Tartufo (tärˈto͞ofō/) noun; Italian. A culinary delicacy, the tartufo (or truffle, in English) is a pungent fungus which grows underground. The tartufo can only be sniffed out and unearthed from its hiding place with the assistance of highly trained pigs.
If you were at my wedding, you might remember that I vowed I would learn how to cook. And even then, it didn’t happen until a few years later, under the duress of being laid off and the realization that it would be highly inappropriate to still expect my husband to cook me dinner after a long day in the office.
With my dubious beginnings in the world of what I call, “cooking for survival”, one might wonder why I am starting a food blog. I cannot claim to be the end all be all of food preparation and execution. After all, I am still a baker at heart, with a healthy respect for recipes and gastronomic rules. I feel like a total renegade and culinary badass when I add cayenne pepper to a recipe that didn’t call for it. Nothing says living on the edge like going rogue with your spices.
But what I can tell you, and what I think you will find in the posts that follow, is that I love the experience of food. I love that through food we can cross cultural lines. Or travel through time, learning how war, taxes and dictators have shaped what we eat today. What’s more, food gives us an opportunity to slow down, and experience a moment with all of our senses. I call these moments, both big and small, food adventures. And I have realized that I am at my happiest when I am on a food adventure.

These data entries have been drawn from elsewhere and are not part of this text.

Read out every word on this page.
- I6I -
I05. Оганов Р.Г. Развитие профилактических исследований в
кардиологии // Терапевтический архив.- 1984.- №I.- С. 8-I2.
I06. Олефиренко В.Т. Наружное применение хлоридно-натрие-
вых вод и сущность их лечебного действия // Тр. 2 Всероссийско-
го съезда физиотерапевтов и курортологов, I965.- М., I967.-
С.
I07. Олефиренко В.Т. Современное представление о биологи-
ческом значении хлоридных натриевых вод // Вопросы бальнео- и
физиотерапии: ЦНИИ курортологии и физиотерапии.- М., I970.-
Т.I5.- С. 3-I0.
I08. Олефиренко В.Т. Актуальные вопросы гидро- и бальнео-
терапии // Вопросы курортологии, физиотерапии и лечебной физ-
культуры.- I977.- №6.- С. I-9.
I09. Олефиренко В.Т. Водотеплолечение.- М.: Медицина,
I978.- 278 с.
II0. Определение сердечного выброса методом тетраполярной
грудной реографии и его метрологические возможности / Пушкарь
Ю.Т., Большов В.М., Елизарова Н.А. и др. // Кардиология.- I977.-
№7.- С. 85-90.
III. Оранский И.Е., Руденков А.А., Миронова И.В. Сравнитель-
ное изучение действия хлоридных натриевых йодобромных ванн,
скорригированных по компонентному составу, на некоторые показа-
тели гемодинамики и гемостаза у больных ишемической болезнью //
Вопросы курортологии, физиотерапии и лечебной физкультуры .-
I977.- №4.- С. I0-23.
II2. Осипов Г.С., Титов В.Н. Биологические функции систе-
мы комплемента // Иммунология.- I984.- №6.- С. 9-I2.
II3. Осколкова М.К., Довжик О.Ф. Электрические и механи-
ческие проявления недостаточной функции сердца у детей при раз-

Tartufo is about those adventures - in the kitchen, at the table, or at the random roadside stand. Along with my own stories, I’ll share recipes that I love, restaurants I've visited or cool kitchen gadgets that I can’t live without. And I am doing so with the hopes of encouraging you to go and seek out your own food adventure. Some will be planned and eagerly sought after. Some will come at random, attributed to life’s little surprises. Some will come from trying to a new recipe and failing miserably. The point is that the fun is in the journey and if you keep looking, smelling and tasting, you will find your own food adventure, your own tartufo. No highly trained pigs required.